Overview
Cyberwave is a platform infrastructure for physical AI. It connects robots, sensors, and actuators to their digital twins and provides a unified API and SDK to standardise integration across different hardware. It enables a digital-first workflow for building, testing, and deploying physical AI systems, streamlining delivery from cloud to edge and cutting the path from prototype to production.System Architecture
| Layer | Description |
|---|---|
| Layer 1: Cyberwave Cloud | Digital twins, API / SDK, workflow orchestration, model training and deployment, observability dashboard |
| Layer 2: Cyberwave Edge | The Cyberwave stack installed on your edge compute (Raspberry Pi, Jetson, laptop). Contains the Edge Core (identity, security, device registration) and a hardware-specific driver (e.g., Cyberwave UGV Driver) that bridges Cyberwave to the physical robot. |
| Layer 3: Robot Hardware | Sensors, actuators, motor controllers, microcontrollers, and power systems |
System Components
Cyberwave Cloud
The cloud layer is the central control plane of the Cyberwave platform. It provides the interfaces, backend services, and compute infrastructure required to manage robots, digital twins, simulations, and AI models at scale.Control Plane
Control Plane
The core cloud service layer, handling identity and access management, policy enforcement, orchestration, digital twin registry, and developer interfaces for visualization, workflow management, and administrative control.
Simulation Services
Simulation Services
Cloud-scale simulation infrastructure including physics-based simulation and log replay. These services support reproducible testing and sim-to-real continuity.
Learning Services
Learning Services
Model lifecycle pipelines covering training, evaluation, validation, governance, and publishing of deployable learning artifacts. Models trained here can be deployed directly to edge nodes.
Cyberwave Edge
An edge node is a physical compute unit deployed at the periphery of the Cyberwave platform (e.g., industrial PC, embedded computer, Raspberry Pi, or similar hardware), typically co-located with one or more robots or connected devices. Edge nodes operate under strict latency, bandwidth, reliability, safety, and security constraints and are designed to function even under degraded or intermittent connectivity. For clarity: edge node refers to the physical host, and edge runtime refers to the software system executing on it. The edge runtime is a hybrid system:- Edge Core: a central host-level service running on the node OS. It handles identity, authentication, device registration, and coordination with the cloud backend.

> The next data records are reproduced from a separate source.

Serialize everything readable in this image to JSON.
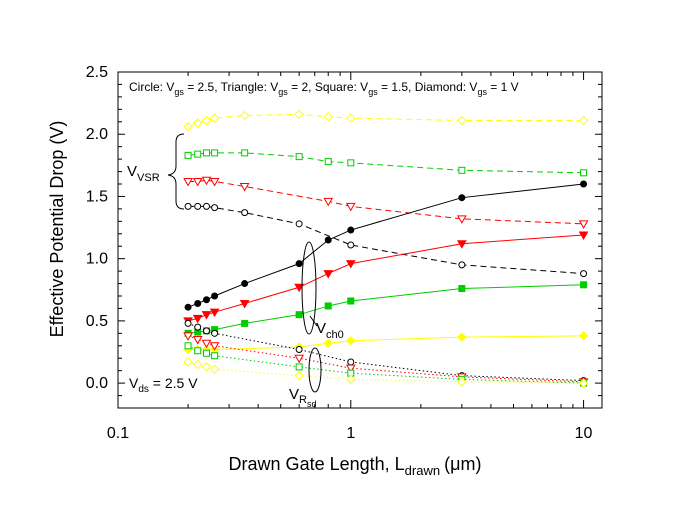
{
  "chart_data": {
    "type": "scatter",
    "xscale": "log",
    "xlim": [
      0.1,
      12
    ],
    "ylim": [
      -0.2,
      2.5
    ],
    "grid": false,
    "xlabel": {
      "main": "Drawn Gate Length, L",
      "sub": "drawn",
      "unit": "(μm)"
    },
    "ylabel": "Effective Potential Drop (V)",
    "xticks": [
      0.1,
      1,
      10
    ],
    "xtick_labels": [
      "0.1",
      "1",
      "10"
    ],
    "yticks": [
      0.0,
      0.5,
      1.0,
      1.5,
      2.0,
      2.5
    ],
    "ytick_labels": [
      "0.0",
      "0.5",
      "1.0",
      "1.5",
      "2.0",
      "2.5"
    ],
    "legend": [
      {
        "main": "Circle: V",
        "sub": "gs",
        "rest": " = 2.5, "
      },
      {
        "main": "Triangle: V",
        "sub": "gs",
        "rest": " = 2, "
      },
      {
        "main": "Square: V",
        "sub": "gs",
        "rest": " = 1.5, "
      },
      {
        "main": "Diamond: V",
        "sub": "gs",
        "rest": " = 1 V"
      }
    ],
    "annotations": {
      "vsr": {
        "main": "V",
        "sub": "VSR"
      },
      "vch0": {
        "main": "V",
        "sub": "ch0"
      },
      "vrsd": {
        "main": "V",
        "sub": "R",
        "subsub": "sd"
      },
      "vds": {
        "main": "V",
        "sub": "ds",
        "rest": " = 2.5 V"
      }
    },
    "colors": {
      "vgs_2.5": "#000000",
      "vgs_2": "#ff0000",
      "vgs_1.5": "#00cc00",
      "vgs_1": "#ffff00"
    },
    "series": [
      {
        "group": "VSR",
        "vgs": 2.5,
        "marker": "circle",
        "filled": false,
        "color": "#000000",
        "line": "dash",
        "x": [
          0.2,
          0.22,
          0.24,
          0.26,
          0.35,
          0.6,
          1,
          3,
          10
        ],
        "y": [
          1.42,
          1.42,
          1.42,
          1.41,
          1.37,
          1.28,
          1.11,
          0.95,
          0.88
        ]
      },
      {
        "group": "VSR",
        "vgs": 2,
        "marker": "triangle",
        "filled": false,
        "color": "#ff0000",
        "line": "dash",
        "x": [
          0.2,
          0.22,
          0.24,
          0.26,
          0.35,
          0.8,
          1,
          3,
          10
        ],
        "y": [
          1.62,
          1.62,
          1.63,
          1.62,
          1.58,
          1.46,
          1.42,
          1.32,
          1.28
        ]
      },
      {
        "group": "VSR",
        "vgs": 1.5,
        "marker": "square",
        "filled": false,
        "color": "#00cc00",
        "line": "dash",
        "x": [
          0.2,
          0.22,
          0.24,
          0.26,
          0.35,
          0.6,
          0.8,
          1,
          3,
          10
        ],
        "y": [
          1.83,
          1.84,
          1.85,
          1.85,
          1.85,
          1.82,
          1.78,
          1.77,
          1.71,
          1.69
        ]
      },
      {
        "group": "VSR",
        "vgs": 1,
        "marker": "diamond",
        "filled": false,
        "color": "#ffff00",
        "line": "dash",
        "x": [
          0.2,
          0.22,
          0.24,
          0.26,
          0.35,
          0.6,
          0.8,
          1,
          3,
          10
        ],
        "y": [
          2.06,
          2.09,
          2.11,
          2.13,
          2.15,
          2.16,
          2.14,
          2.13,
          2.11,
          2.11
        ]
      },
      {
        "group": "Vch0",
        "vgs": 2.5,
        "marker": "circle",
        "filled": true,
        "color": "#000000",
        "line": "solid",
        "x": [
          0.2,
          0.22,
          0.24,
          0.26,
          0.35,
          0.6,
          0.8,
          1,
          3,
          10
        ],
        "y": [
          0.61,
          0.64,
          0.67,
          0.7,
          0.8,
          0.96,
          1.15,
          1.23,
          1.49,
          1.6
        ]
      },
      {
        "group": "Vch0",
        "vgs": 2,
        "marker": "triangle",
        "filled": true,
        "color": "#ff0000",
        "line": "solid",
        "x": [
          0.2,
          0.22,
          0.24,
          0.26,
          0.35,
          0.6,
          0.8,
          1,
          3,
          10
        ],
        "y": [
          0.5,
          0.52,
          0.55,
          0.57,
          0.64,
          0.77,
          0.88,
          0.96,
          1.12,
          1.19
        ]
      },
      {
        "group": "Vch0",
        "vgs": 1.5,
        "marker": "square",
        "filled": true,
        "color": "#00cc00",
        "line": "solid",
        "x": [
          0.2,
          0.22,
          0.24,
          0.26,
          0.35,
          0.6,
          0.8,
          1,
          3,
          10
        ],
        "y": [
          0.4,
          0.41,
          0.42,
          0.43,
          0.48,
          0.55,
          0.62,
          0.66,
          0.76,
          0.79
        ]
      },
      {
        "group": "Vch0",
        "vgs": 1,
        "marker": "diamond",
        "filled": true,
        "color": "#ffff00",
        "line": "solid",
        "x": [
          0.2,
          0.22,
          0.24,
          0.26,
          0.6,
          0.8,
          1,
          3,
          10
        ],
        "y": [
          0.27,
          0.27,
          0.27,
          0.27,
          0.29,
          0.32,
          0.34,
          0.37,
          0.38
        ]
      },
      {
        "group": "VRsd",
        "vgs": 2.5,
        "marker": "circle",
        "filled": false,
        "color": "#000000",
        "line": "dot",
        "x": [
          0.2,
          0.22,
          0.24,
          0.26,
          0.6,
          1,
          3,
          10
        ],
        "y": [
          0.48,
          0.45,
          0.42,
          0.4,
          0.27,
          0.17,
          0.06,
          0.02
        ]
      },
      {
        "group": "VRsd",
        "vgs": 2,
        "marker": "triangle",
        "filled": false,
        "color": "#ff0000",
        "line": "dot",
        "x": [
          0.2,
          0.22,
          0.24,
          0.26,
          0.6,
          1,
          3,
          10
        ],
        "y": [
          0.38,
          0.35,
          0.32,
          0.3,
          0.2,
          0.12,
          0.05,
          0.01
        ]
      },
      {
        "group": "VRsd",
        "vgs": 1.5,
        "marker": "square",
        "filled": false,
        "color": "#00cc00",
        "line": "dot",
        "x": [
          0.2,
          0.22,
          0.24,
          0.26,
          0.6,
          1,
          3,
          10
        ],
        "y": [
          0.3,
          0.26,
          0.24,
          0.22,
          0.13,
          0.08,
          0.03,
          0.0
        ]
      },
      {
        "group": "VRsd",
        "vgs": 1,
        "marker": "diamond",
        "filled": false,
        "color": "#ffff00",
        "line": "dot",
        "x": [
          0.2,
          0.22,
          0.24,
          0.26,
          0.6,
          1,
          3,
          10
        ],
        "y": [
          0.17,
          0.15,
          0.13,
          0.11,
          0.06,
          0.03,
          0.01,
          0.0
        ]
      }
    ]
  }
}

- Runtime Services: a set of isolated Docker containers running modular, replaceable, and vendor-isolated services (e.g., hardware drivers, inference engines, data pipelines).
Robot Hardware
The physical layer consists of the robot’s hardware components:- Sensors: cameras, LiDAR, IMUs, encoders, and other perception devices that stream data to the edge runtime.
- Actuators: motors, servos, grippers, and other effectors that receive commands from the edge runtime.
- Microcontroller: the low-level controller (e.g., Arduino, STM32) that interfaces directly with sensors and actuators over serial, I2C, SPI, or CAN bus.